Commenting on these latest figures, Noble Francis, Economics Director at the Construction Products Association said: “Although poor weather during January undoubtedly exacerbated conditions, the construction output figures illustrate the current state of the industry, where output is now 17 per cent lower than it was just five years ago. Output in the last three months was 11.0 per cent lower than in the previous three months and 10.2 per cent lower than a year earlier. Furthermore, these latest figures clearly indicate that construction output is likely to fall in Q1, worsening conditions for the wider economy.
“Of most concern, the falls occurred across all areas of construction. The effects of public sector cuts can clearly be seen as public housing output in the three months to January was 13.5 per cent lower than in the previous three months and 20.5 per cent lower than a year earlier. Private sector construction also endured sharp falls and output in commercial, the largest construction sector, fell 11.3 per cent in the three months to January compared to the previous year.”
“Government has made a large number of announcements over the past two years including £5.5 billion capital investment in Autumn Statement 2012 in addition to £4.69 billion capital investment and £20 billion private finance investment for infrastructure in Autumn Statement 2011. However, infrastructure output in the three months to January was 9 per cent lower than a year earlier. With the Budget in less than two weeks, it is critical that the Chancellor focuses on delivery rather than announcements. If this capital investment occurred then it would provide an additional 0.8 per cent GDP growth for the UK economy.”
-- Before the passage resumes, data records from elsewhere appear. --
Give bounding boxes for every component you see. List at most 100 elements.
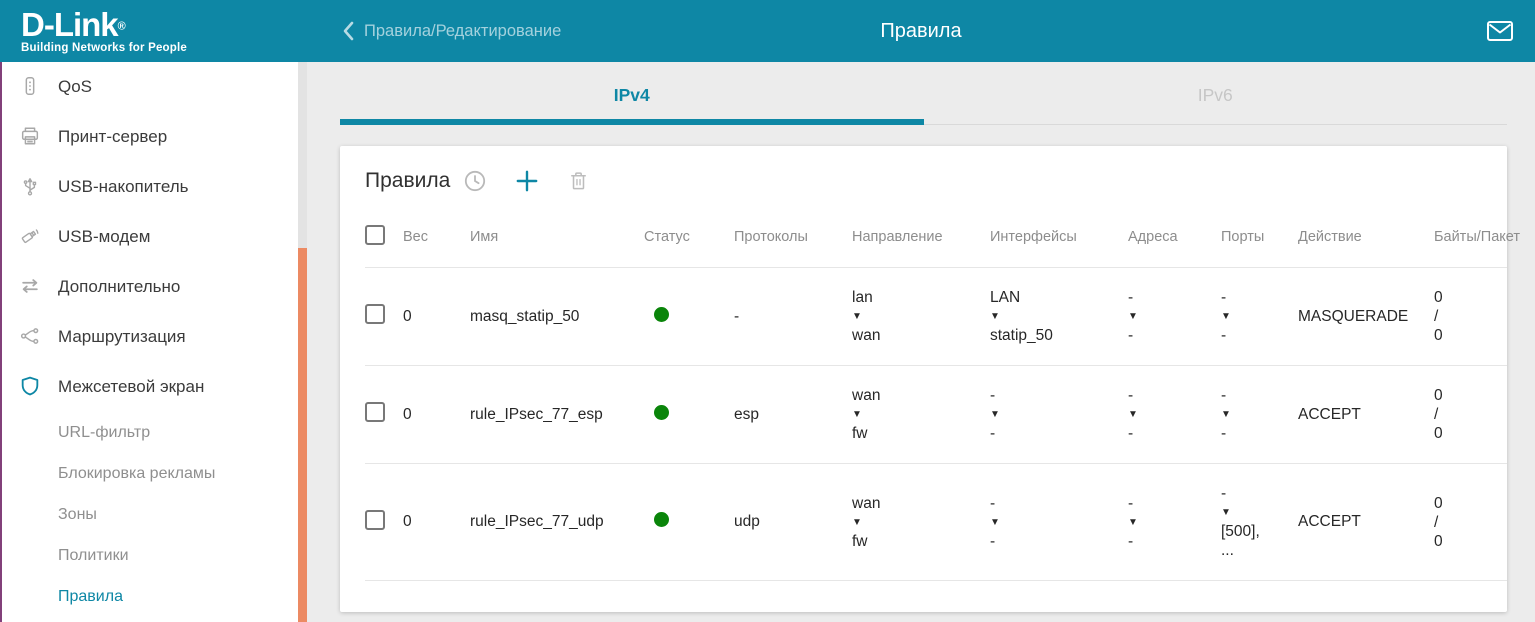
sidebar-item-advanced[interactable]: Дополнительно xyxy=(0,262,298,312)
arrow-down-glyph: ▼ xyxy=(852,311,862,322)
usb-icon xyxy=(19,175,43,199)
cell-interfaces: - ▼ - xyxy=(990,386,1128,443)
sidebar-item-qos[interactable]: QoS xyxy=(0,62,298,112)
rules-card: Правила Вес Имя Статус Протоколы Направление… xyxy=(340,146,1520,612)
stack-line: - xyxy=(1221,387,1227,404)
cell-direction: wan ▼ fw xyxy=(852,494,990,551)
window-edge-strip xyxy=(0,62,2,622)
column-header: Действие xyxy=(1298,229,1362,245)
stack-line: - xyxy=(1128,532,1134,550)
cell-weight: 0 xyxy=(403,405,412,423)
cell-addresses: - ▼ - xyxy=(1128,494,1221,551)
stack-line: 0 xyxy=(1434,425,1443,442)
arrow-down-glyph: ▼ xyxy=(1221,409,1231,420)
cell-ports: - ▼ [500],... xyxy=(1221,484,1298,560)
column-header: Интерфейсы xyxy=(990,229,1077,245)
arrow-down-glyph: ▼ xyxy=(990,311,1000,322)
table-header-row: Вес Имя Статус Протоколы Направление Интерфей… xyxy=(365,208,1520,268)
tab-ipv4[interactable]: IPv4 xyxy=(340,85,924,125)
mail-icon[interactable] xyxy=(1486,19,1514,43)
table-row: 0 rule_IPsec_77_esp esp wan ▼ fw - ▼ - - ▼ - - ▼ - ACCE… xyxy=(365,366,1507,464)
cell-direction: lan ▼ wan xyxy=(852,288,990,345)
row-checkbox[interactable] xyxy=(365,509,385,530)
cell-interfaces: - ▼ - xyxy=(990,494,1128,551)
cell-direction: wan ▼ fw xyxy=(852,386,990,443)
column-header: Направление xyxy=(852,229,943,245)
cell-interfaces: LAN ▼ statip_50 xyxy=(990,288,1128,345)
sidebar-item-routing[interactable]: Маршрутизация xyxy=(0,312,298,362)
sidebar: QoS Принт-сервер USB-накопитель USB-модем До… xyxy=(0,62,298,622)
select-all-checkbox[interactable] xyxy=(365,225,385,245)
cell-protocols: esp xyxy=(734,405,759,423)
sidebar-item-ad-block[interactable]: Блокировка рекламы xyxy=(0,453,298,494)
column-header: Имя xyxy=(470,229,499,245)
sidebar-item-rules[interactable]: Правила xyxy=(0,576,298,617)
sidebar-item-print-server[interactable]: Принт-сервер xyxy=(0,112,298,162)
sidebar-item-usb-modem[interactable]: USB-модем xyxy=(0,212,298,262)
row-checkbox[interactable] xyxy=(365,304,385,324)
cell-name: rule_IPsec_77_esp xyxy=(470,405,603,423)
stack-line: - xyxy=(1128,387,1134,404)
cell-name: masq_statip_50 xyxy=(470,307,580,325)
cell-addresses: - ▼ - xyxy=(1128,386,1221,443)
tab-label: IPv6 xyxy=(1197,85,1233,105)
transfer-arrows-icon xyxy=(19,275,43,299)
sidebar-item-url-filter[interactable]: URL-фильтр xyxy=(0,412,298,453)
tab-ipv6[interactable]: IPv6 xyxy=(923,85,1507,125)
stack-line: wan xyxy=(852,387,881,404)
breadcrumb: Правила/Редактирование xyxy=(364,21,562,40)
sidebar-item-firewall[interactable]: Межсетевой экран xyxy=(0,362,298,412)
status-indicator xyxy=(654,306,669,322)
arrow-down-glyph: ▼ xyxy=(1221,507,1231,518)
stack-line: - xyxy=(1221,289,1227,306)
stack-line: LAN xyxy=(990,289,1021,306)
add-rule-button[interactable] xyxy=(514,168,540,194)
sidebar-item-label: Принт-сервер xyxy=(58,127,168,146)
sidebar-item-label: USB-накопитель xyxy=(58,177,189,196)
stack-line: 0 xyxy=(1434,327,1443,344)
stack-line: 0 xyxy=(1434,532,1443,550)
column-header: Адреса xyxy=(1128,229,1178,245)
sidebar-item-label: URL-фильтр xyxy=(58,423,151,441)
stack-line: wan xyxy=(852,327,881,344)
page-title: Правила xyxy=(880,19,962,42)
sidebar-item-label: Межсетевой экран xyxy=(58,377,205,396)
arrow-down-glyph: ▼ xyxy=(990,409,1000,420)
column-header: Байты/Пакет xyxy=(1434,229,1520,245)
status-indicator xyxy=(654,512,669,527)
logo-text: D-Link xyxy=(21,5,119,43)
cell-name: rule_IPsec_77_udp xyxy=(470,513,604,530)
tab-bar: IPv4 IPv6 xyxy=(340,62,1507,125)
sidebar-item-policies[interactable]: Политики xyxy=(0,535,298,576)
stack-line: [500], xyxy=(1221,523,1260,540)
delete-rule-button[interactable] xyxy=(567,169,590,193)
arrow-down-glyph: ▼ xyxy=(852,516,862,528)
stack-line: lan xyxy=(852,289,873,306)
schedule-clock-icon[interactable] xyxy=(463,169,487,193)
sidebar-item-label: QoS xyxy=(58,77,93,96)
stack-line: - xyxy=(990,425,996,442)
arrow-down-glyph: ▼ xyxy=(1221,311,1231,322)
tab-underline xyxy=(923,124,1507,125)
sidebar-scrollbar-thumb[interactable] xyxy=(298,248,307,622)
stack-line: 0 xyxy=(1434,494,1443,512)
cell-protocols: - xyxy=(734,307,740,325)
stack-line: / xyxy=(1434,513,1439,531)
stack-line: 0 xyxy=(1434,289,1443,306)
stack-line: - xyxy=(990,532,996,550)
column-header: Вес xyxy=(403,229,428,245)
back-button[interactable]: Правила/Редактирование xyxy=(342,21,561,41)
sidebar-item-zones[interactable]: Зоны xyxy=(0,494,298,535)
sidebar-item-label: Правила xyxy=(58,587,123,605)
row-checkbox[interactable] xyxy=(365,402,385,422)
table-body: 0 masq_statip_50- lan ▼ wan LAN ▼ statip_50- ▼ - -… xyxy=(365,268,1507,581)
stack-line: ... xyxy=(1221,542,1234,559)
stack-line: statip_50 xyxy=(990,327,1053,344)
sidebar-item-usb-storage[interactable]: USB-накопитель xyxy=(0,162,298,212)
table-row: 0 rule_IPsec_77_udp udp wan ▼ fw - ▼ - - ▼ - - ▼ [500]… xyxy=(365,464,1507,581)
arrow-down-glyph: ▼ xyxy=(852,409,862,420)
app-header: D-Link® Building Networks for People Пра… xyxy=(0,0,1535,62)
usb-modem-icon xyxy=(19,225,43,249)
cell-addresses: - ▼ - xyxy=(1128,288,1221,345)
sidebar-item-label: Политики xyxy=(58,546,129,564)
Steve McGuckin, UK managing director of the global programme management consultancy Turner & Townsend, said: “Sadly the momentum of the last quarter of 2012 has not been maintained, and the construction sector risks being recast as the fall guy of the British economy. Across all construction sectors, output is down once again, with the fall in infrastructure work particularly worrying. The government’s hopes of the private sector pumping desperately needed money into infrastructure and helping the economy build its way to recovery look further away by the day.
“Q4’s brief uptick in total construction output is starting to look like a blip, possibly boosted by projects put on hold during the Olympics and restarted at the end of the year. Shorn of that temporary boost, January’s figures look much less encouraging. But for all that, sentiment is improving. We’ve seen brisk levels of activity at the very front end of the industry, particularly in Scotland and Ireland.
“There is a growing sense that things have at least bottomed out. This pragmatism is finally persuading some developers to stop sitting on their hands and start moving again. But progress is clearly going to be slow.”